Academic blogging takes time and at this point no one really knows what its place is in musicology, with respect to both professional development and development of the profession. If Phil is indeed correct (and I hope he is) that musicology blogs have the power to move the discipline in new directions, then I want to put my best foot forward. At the same time, I want to do my best to actually keep it real, honest, current, and interesting, not only for myself but also for you.
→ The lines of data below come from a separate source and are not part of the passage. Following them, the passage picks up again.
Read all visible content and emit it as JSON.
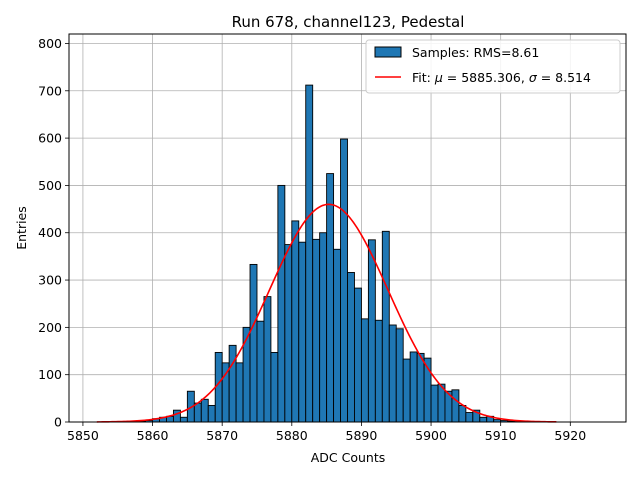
{
  "chart_data": {
    "type": "histogram",
    "title": "Run 678, channel123, Pedestal",
    "xlabel": "ADC Counts",
    "ylabel": "Entries",
    "xlim": [
      5848,
      5928
    ],
    "ylim": [
      0,
      820
    ],
    "xticks": [
      5850,
      5860,
      5870,
      5880,
      5890,
      5900,
      5910,
      5920
    ],
    "yticks": [
      0,
      100,
      200,
      300,
      400,
      500,
      600,
      700,
      800
    ],
    "grid": true,
    "bar_color": "#1f77b4",
    "fit_color": "#ff0000",
    "histogram": {
      "name": "Samples: RMS=8.61",
      "bin_start": 5858,
      "bin_width": 1,
      "counts": [
        2,
        3,
        7,
        10,
        12,
        25,
        10,
        65,
        40,
        48,
        35,
        147,
        125,
        162,
        125,
        200,
        333,
        213,
        265,
        147,
        500,
        375,
        425,
        380,
        712,
        386,
        400,
        525,
        365,
        598,
        316,
        283,
        218,
        385,
        215,
        403,
        205,
        197,
        133,
        148,
        145,
        135,
        78,
        80,
        65,
        68,
        35,
        20,
        25,
        10,
        12,
        5,
        3,
        2,
        1
      ]
    },
    "fit": {
      "name_prefix": "Fit: ",
      "mu": 5885.306,
      "sigma": 8.514,
      "amplitude": 460,
      "x_range": [
        5852,
        5918
      ]
    },
    "legend": {
      "position": "upper right",
      "entries": [
        {
          "label": "Samples: RMS=8.61",
          "kind": "bar"
        },
        {
          "label_parts": [
            "Fit: ",
            "μ",
            " = 5885.306, ",
            "σ",
            " = 8.514"
          ],
          "kind": "line"
        }
      ]
    }
  }
}
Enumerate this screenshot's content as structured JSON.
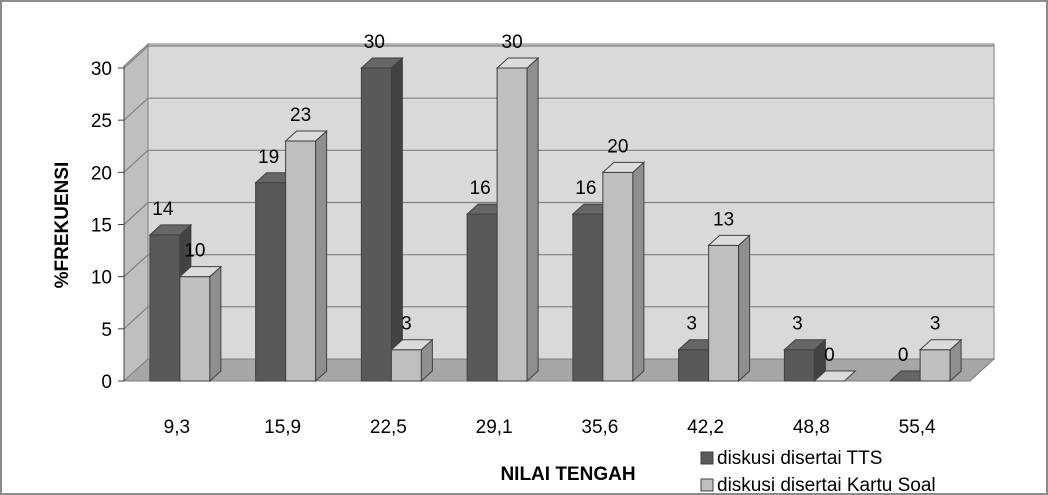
{
  "chart_data": {
    "type": "bar",
    "xlabel": "NILAI TENGAH",
    "ylabel": "%FREKUENSI",
    "categories": [
      "9,3",
      "15,9",
      "22,5",
      "29,1",
      "35,6",
      "42,2",
      "48,8",
      "55,4"
    ],
    "y_ticks": [
      "0",
      "5",
      "10",
      "15",
      "20",
      "25",
      "30"
    ],
    "ylim": [
      0,
      30
    ],
    "grid": true,
    "three_d": true,
    "legend_position": "bottom-right",
    "series": [
      {
        "name": "diskusi disertai TTS",
        "color": "#595959",
        "values": [
          14,
          19,
          30,
          16,
          16,
          3,
          3,
          0
        ],
        "labels": [
          "14",
          "19",
          "30",
          "16",
          "16",
          "3",
          "3",
          "0"
        ]
      },
      {
        "name": "diskusi disertai Kartu Soal",
        "color": "#bfbfbf",
        "values": [
          10,
          23,
          3,
          30,
          20,
          13,
          0,
          3
        ],
        "labels": [
          "10",
          "23",
          "3",
          "30",
          "20",
          "13",
          "0",
          "3"
        ]
      }
    ],
    "colors": {
      "wall": "#d9d9d9",
      "floor": "#a6a6a6",
      "gridline": "#7f7f7f",
      "border": "#7f7f7f"
    }
  }
}
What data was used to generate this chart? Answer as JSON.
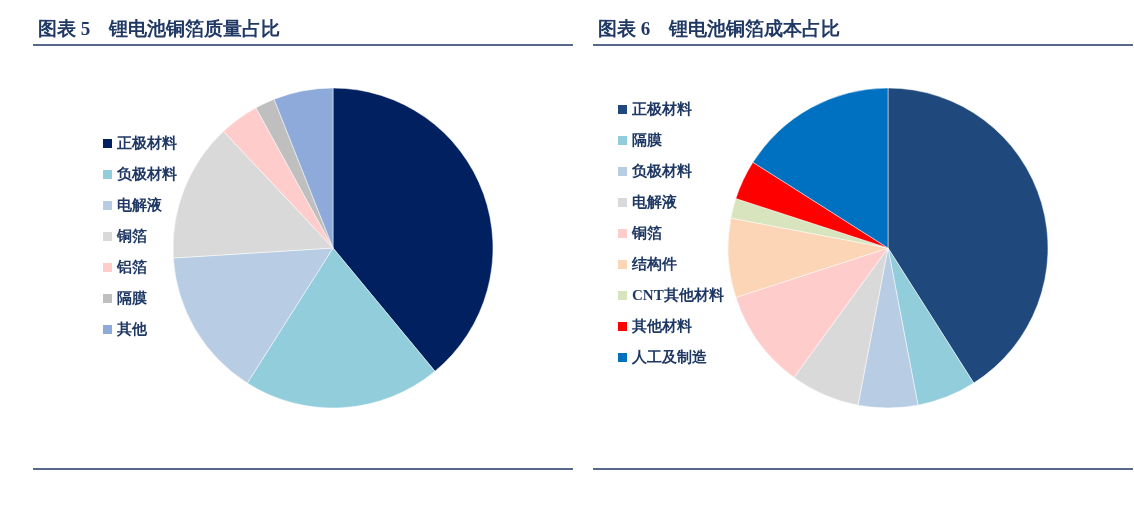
{
  "chart_data": [
    {
      "type": "pie",
      "title": "图表 5　锂电池铜箔质量占比",
      "categories": [
        "正极材料",
        "负极材料",
        "电解液",
        "铜箔",
        "铝箔",
        "隔膜",
        "其他"
      ],
      "values": [
        39,
        20,
        15,
        14,
        4,
        2,
        6
      ],
      "colors": [
        "#002060",
        "#92cddc",
        "#b8cce4",
        "#d9d9d9",
        "#ffcccc",
        "#bfbfbf",
        "#8eaadb"
      ],
      "legend": "left"
    },
    {
      "type": "pie",
      "title": "图表 6　锂电池铜箔成本占比",
      "categories": [
        "正极材料",
        "隔膜",
        "负极材料",
        "电解液",
        "铜箔",
        "结构件",
        "CNT其他材料",
        "其他材料",
        "人工及制造"
      ],
      "values": [
        41,
        6,
        6,
        7,
        10,
        8,
        2,
        4,
        16
      ],
      "colors": [
        "#1f497d",
        "#92cddc",
        "#b8cce4",
        "#d9d9d9",
        "#ffcccc",
        "#fbd5b5",
        "#d7e4bd",
        "#ff0000",
        "#0070c0"
      ],
      "legend": "left"
    }
  ]
}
Not an easy combination, but just like any relationship it goes nowhere without a bit of effort–even if it (hopefully) looks easy.
I think Billy Joel says it best in this performance form 1977.* Pretend he’s singing to his blog and, by extension, the blogging/blog-reading community, as you watch and listen**:
Don’t go changing, to try and please me
You never let me down before
Don’t imagine you’re too familiar
And I don’t see you anymore
I wouldn’t leave you in times of trouble
We never could have come this far
I took the good times, I’ll take the bad times
I’ll take you just the way you are
Don’t go trying some new fashion
Don’t change the color of your hair
You always have my unspoken passion
Although I might not seem to care
I don’t want clever conversation
I never want to work that hard
I just want someone that I can talk to
I want you just the way you are.
I need to know that you will always be
The same old someone that I knew
What will it take till you believe in me
The way that I believe in you.
I said I love you and that’s forever
And this I promise from the heart
I could not love you any better
I love you just the way you are.
* Yes, that’s right, I am a big fan of Billy Joel and now you know…
** I have to say that I disagree with Billy on one point here, a little clever conversation never hurts–be that in a blog or a relationship.